Our readers share tales of their rambles around the world.
Who: Veronica Howard (the author) and daughters Helena and Ryley Howard of Falls Church, Va.
Where, when, why: The three of us traveled to Havasu Falls, Grand Canyon, Arizona, from April 5 to 9. Since this was the last spring break before my oldest daughter’s first year of college, and she plans to study abroad soon, I thought it was time I took them to truly experience what God created in their own “back yard” before they look for adventure overseas.
Also, I have been in awe of the canyon since I was a little girl playing navigator to my father’s cross-country driving trips from Texas to California. I had always hoped to hike and camp overnight in the canyon.
Led by the company Wildland Trekking, we descended 2,400 feet into the canyon on a 10-mile trek. With each step below the rim we traveled back in the Earth’s history. We would spend the next four days and three nights exploring the gorge.
Highlights and high points: The initial view of the canyon, its massive depth and breadth, will always take my breath away. On the first day, we arrived at the trail head just as the mules of the U.S. Postal Service were arriving at the hilltop to pick up mail and make their daily run to provide mail and supplies to the Havasupai Indians of the Grand Canyon.
The Havasupai, or “people of the blue-green waters,” have their ancestral home at the bottom of the canyon. We visited with the inhabitants, made purchases in their grocery store, mailed cards in their post office and bought things to eat from their version of a food truck. This tribe supports itself through tribal-run enterprises focused mostly on tourism.
The next sight to amaze us was the water from which the Havasupai derive their name. The turquoise waters are breathtaking and are even more unexpected at the bottom of the desert. We saw Beaver Falls, Havasu Falls and the tallest, Mooney Falls, which plunges more than 190 feet.
Cultural connection or disconnect: I visited with a fellow hiker who came from England specifically to hike and camp in the Grand Canyon. “England has nothing this spectacular” was her comment.

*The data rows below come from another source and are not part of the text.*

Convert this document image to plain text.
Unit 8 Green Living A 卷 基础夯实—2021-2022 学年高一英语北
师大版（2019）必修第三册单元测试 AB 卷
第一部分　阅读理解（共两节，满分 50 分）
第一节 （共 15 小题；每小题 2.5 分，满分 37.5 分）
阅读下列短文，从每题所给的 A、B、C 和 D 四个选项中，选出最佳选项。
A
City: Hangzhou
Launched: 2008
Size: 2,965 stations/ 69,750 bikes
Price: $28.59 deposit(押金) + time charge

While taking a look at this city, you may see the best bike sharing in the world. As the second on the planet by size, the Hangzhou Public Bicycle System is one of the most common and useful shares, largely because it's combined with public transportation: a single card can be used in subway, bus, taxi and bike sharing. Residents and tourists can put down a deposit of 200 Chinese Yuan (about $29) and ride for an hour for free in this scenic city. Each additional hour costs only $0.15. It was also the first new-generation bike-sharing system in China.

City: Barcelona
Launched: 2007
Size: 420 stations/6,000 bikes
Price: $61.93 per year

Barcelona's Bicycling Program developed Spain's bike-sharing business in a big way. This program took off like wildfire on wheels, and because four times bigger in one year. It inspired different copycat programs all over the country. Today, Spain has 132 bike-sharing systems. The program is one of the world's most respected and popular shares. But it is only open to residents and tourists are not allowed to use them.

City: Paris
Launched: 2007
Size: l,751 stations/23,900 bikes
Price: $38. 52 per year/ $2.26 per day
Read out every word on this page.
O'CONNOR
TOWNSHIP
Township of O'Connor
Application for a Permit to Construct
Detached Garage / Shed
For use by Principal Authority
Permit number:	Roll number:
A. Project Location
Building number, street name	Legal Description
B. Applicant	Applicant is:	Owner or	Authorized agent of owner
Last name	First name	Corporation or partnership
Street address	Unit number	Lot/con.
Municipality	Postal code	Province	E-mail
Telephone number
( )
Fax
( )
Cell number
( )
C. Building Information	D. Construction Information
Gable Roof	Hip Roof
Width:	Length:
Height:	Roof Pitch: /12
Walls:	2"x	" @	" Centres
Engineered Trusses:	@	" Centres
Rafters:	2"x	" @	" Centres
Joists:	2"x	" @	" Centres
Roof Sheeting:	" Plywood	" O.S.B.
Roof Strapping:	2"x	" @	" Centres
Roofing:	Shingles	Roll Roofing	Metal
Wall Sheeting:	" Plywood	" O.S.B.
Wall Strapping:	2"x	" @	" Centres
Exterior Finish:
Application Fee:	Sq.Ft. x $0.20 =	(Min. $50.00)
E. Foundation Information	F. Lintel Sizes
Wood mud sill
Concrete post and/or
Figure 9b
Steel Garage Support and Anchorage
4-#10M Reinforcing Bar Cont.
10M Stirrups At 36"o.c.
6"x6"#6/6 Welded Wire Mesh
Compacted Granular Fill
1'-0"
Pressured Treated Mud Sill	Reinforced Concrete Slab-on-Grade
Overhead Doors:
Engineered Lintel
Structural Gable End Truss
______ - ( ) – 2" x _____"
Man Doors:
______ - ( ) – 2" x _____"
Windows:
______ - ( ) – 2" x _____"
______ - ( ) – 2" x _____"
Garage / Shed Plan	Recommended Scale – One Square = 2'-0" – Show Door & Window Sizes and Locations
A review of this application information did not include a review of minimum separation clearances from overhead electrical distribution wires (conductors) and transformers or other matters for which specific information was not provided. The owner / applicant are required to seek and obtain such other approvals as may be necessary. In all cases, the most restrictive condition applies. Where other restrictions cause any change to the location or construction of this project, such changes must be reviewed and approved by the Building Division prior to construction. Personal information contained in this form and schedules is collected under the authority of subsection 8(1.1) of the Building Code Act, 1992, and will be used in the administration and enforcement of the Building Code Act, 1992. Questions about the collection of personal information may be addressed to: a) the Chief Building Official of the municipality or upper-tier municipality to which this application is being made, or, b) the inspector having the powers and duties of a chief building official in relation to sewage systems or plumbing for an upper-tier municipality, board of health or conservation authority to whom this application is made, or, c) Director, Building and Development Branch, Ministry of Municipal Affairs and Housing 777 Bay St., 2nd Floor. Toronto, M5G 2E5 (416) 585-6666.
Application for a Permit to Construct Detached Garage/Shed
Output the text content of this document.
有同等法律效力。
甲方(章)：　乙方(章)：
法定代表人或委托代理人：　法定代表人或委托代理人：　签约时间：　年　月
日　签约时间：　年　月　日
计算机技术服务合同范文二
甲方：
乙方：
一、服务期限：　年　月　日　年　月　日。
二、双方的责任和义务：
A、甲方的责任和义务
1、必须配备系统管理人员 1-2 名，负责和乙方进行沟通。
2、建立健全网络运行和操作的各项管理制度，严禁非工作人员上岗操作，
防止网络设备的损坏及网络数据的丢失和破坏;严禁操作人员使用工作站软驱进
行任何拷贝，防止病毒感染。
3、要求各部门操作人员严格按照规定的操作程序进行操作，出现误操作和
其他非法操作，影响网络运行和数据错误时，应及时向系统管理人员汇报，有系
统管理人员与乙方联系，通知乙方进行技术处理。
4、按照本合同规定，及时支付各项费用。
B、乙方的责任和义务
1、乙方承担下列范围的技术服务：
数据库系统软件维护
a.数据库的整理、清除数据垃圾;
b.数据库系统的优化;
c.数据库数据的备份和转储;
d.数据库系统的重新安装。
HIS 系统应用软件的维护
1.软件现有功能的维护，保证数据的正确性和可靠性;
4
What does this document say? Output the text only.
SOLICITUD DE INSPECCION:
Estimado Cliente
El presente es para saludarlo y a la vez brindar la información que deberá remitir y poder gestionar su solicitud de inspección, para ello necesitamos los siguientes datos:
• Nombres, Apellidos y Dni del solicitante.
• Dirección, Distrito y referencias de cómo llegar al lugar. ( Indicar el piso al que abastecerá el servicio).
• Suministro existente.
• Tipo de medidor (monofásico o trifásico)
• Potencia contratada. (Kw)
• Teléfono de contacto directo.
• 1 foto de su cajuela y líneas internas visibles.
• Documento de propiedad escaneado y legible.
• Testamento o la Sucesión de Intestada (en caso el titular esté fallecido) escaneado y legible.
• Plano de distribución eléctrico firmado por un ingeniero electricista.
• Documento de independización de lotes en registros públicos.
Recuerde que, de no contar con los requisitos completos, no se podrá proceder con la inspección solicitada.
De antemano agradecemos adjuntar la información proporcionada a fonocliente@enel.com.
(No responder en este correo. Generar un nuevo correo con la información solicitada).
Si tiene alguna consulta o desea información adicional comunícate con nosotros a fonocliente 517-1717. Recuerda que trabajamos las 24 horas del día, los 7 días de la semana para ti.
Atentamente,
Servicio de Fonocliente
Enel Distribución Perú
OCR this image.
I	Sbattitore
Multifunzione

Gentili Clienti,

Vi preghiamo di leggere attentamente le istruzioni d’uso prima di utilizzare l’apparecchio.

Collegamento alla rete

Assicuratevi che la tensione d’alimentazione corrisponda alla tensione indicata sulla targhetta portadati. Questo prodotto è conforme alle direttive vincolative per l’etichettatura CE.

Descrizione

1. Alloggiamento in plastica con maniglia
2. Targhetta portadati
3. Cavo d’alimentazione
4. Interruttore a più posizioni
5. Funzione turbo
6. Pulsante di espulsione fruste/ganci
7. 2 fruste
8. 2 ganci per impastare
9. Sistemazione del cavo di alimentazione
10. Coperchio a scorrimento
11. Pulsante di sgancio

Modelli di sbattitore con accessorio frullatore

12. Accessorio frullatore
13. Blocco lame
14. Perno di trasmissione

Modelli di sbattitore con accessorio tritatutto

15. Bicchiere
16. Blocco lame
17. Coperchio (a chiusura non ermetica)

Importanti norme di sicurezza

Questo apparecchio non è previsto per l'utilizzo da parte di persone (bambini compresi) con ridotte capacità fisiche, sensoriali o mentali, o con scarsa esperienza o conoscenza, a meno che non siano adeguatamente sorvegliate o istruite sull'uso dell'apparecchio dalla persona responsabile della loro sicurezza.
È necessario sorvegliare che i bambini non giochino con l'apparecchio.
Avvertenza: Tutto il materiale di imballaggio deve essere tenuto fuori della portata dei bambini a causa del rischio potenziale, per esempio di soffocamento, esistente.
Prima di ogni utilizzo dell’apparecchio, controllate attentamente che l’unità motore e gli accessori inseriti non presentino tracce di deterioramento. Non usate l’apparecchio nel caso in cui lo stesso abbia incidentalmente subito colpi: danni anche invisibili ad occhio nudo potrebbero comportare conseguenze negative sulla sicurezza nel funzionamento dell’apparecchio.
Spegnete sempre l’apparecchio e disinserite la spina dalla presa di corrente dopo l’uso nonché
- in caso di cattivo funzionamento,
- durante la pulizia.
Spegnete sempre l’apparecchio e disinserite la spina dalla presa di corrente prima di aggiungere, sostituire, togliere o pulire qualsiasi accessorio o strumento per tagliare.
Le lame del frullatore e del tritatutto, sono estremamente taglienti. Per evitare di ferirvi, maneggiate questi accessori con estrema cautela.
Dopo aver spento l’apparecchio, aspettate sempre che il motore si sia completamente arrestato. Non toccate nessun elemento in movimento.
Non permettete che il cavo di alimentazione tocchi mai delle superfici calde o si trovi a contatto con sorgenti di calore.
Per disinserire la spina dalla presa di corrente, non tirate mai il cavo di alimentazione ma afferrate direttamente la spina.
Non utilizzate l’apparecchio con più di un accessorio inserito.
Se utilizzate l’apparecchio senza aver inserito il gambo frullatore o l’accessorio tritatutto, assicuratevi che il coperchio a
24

Biggest laugh or cry: We were told that we could traverse the treacherous route to the bottom of Mooney Falls. It was beautiful, and I didn’t want to miss seeing anything, so I took a deep breath and followed my guide. The path down consisted of steep switchbacks, tight tunnels carved through the cliff, makeshift ladders bolted in place and sturdy chains to hold onto when there was no ladder.
The most fearful part was toward the end as mist off the waterfall made the footing and chain links slippery. I was tearing up with fear but then giggling with joy at the beauty of the area. In addition to adrenaline and pride, I felt a sense of accomplishment when I finished and saw my daughters set foot at the bottom as well.
How unexpected: After all the red dust during the 10-mile hike to the bottom of the canyon, we were surprised to see the riparian vegetation by the waterfall. There was even a lone palm tree! But what was most surprising was the intense blue hue of the water. As an artist who mixes color for fun, I don’t think I will ever be able to do justice to that.
Fondest memento or memory: The greatest gift was experiencing this natural wonder with my daughters, who had never been tent camping. We stayed among the great cliffs of the Grand Canyon with waterfalls and streams beside us. The sky was filled with stars side to side. We saw some fossils, explored an abandoned mine shaft and even saw some pictographs in the cliff side. They went swimming in the waterfall pools and dived into a cave behind the falls. Now I feel content that while my daughters might go off and explore lands overseas, they will take with them the pride of having been to one of the Seven Natural Wonders of the World closer to home.